Le fait que prédire un danger pour un avion britannique en 1930, alors que l'aviation était encore réellement dangereuse et les accidents fréquents, était aussi audacieux que de prédire qu'il pleuvrait en novembre, ne semblait pas importer. Naylor lui-même fera plus tard des prédictions beaucoup plus spécifiques qui se sont avérées spectaculairement fausses. Au seuil de la Seconde Guerre mondiale, en mai 1939, il écrivit que l'horoscope d'Hitler n'était pas un horoscope de guerre et que les vrais dangers menaçant la civilisation étaient le mariage sans enfant et l'incapacité des agriculteurs à comprendre les voies de la nature. En quelques mois, chaque mot de cette prédiction fut balayé par les événements. Mais la réputation de Naylor resta intacte, car l'une des propriétés utiles de l'horoscope, du point de vue de l'astrologue, est que les adeptes sont plus que disposés à oublier ou à ignorer toute prédiction qui s'avère fausse.
Ce qui importait en octobre 1930, c'était la perception du public. Naylor avait vu juste. Et John Gordon lui offrit immédiatement une chronique hebdomadaire.
L'invention des signes astrologiques tels que vous les connaissez
La chronique s'intitulait « Ce que les étoiles prédisent ». Elle a été lancée en octobre 1930 et est devenue la première chronique astrologique régulière de Grande-Bretagne. D'autres journaux ont remarqué que le Sunday Express vendait plus d'exemplaires et ont commencé à se précipiter pour embaucher leurs propres astrologues. En quelques années, les chroniques d'horoscopes se sont répandues dans la presse britannique comme une traînée de poudre.

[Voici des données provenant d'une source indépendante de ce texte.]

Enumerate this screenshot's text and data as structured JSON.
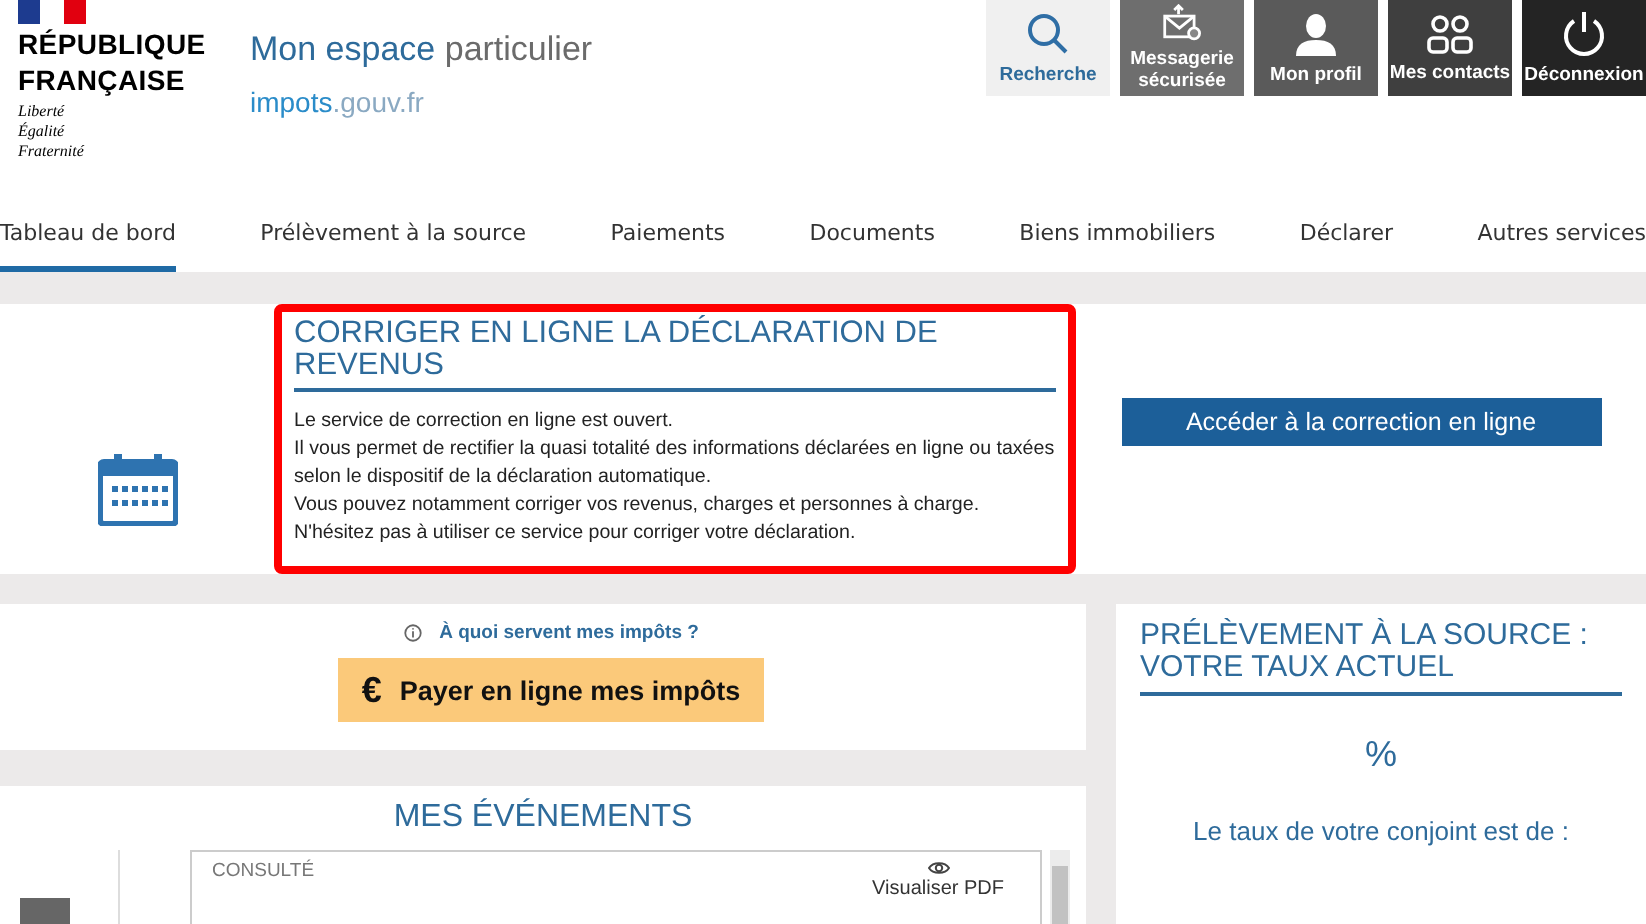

Mais Naylor avait un problème. La véritable astrologie, celle qui était pratiquée depuis des milliers d'années, était individualisée. Pour dresser un horoscope correct, il fallait la date, l'heure et le lieu exacts de la naissance d'une personne. Il fallait calculer les positions du soleil, de la lune et des planètes à ce moment précis, les cartographier par rapport aux douze maisons, considérer les aspects et les transits. Chaque lecture était unique. Chacune prenait du temps. On ne pouvait pas faire cela pour un million de lecteurs de journaux.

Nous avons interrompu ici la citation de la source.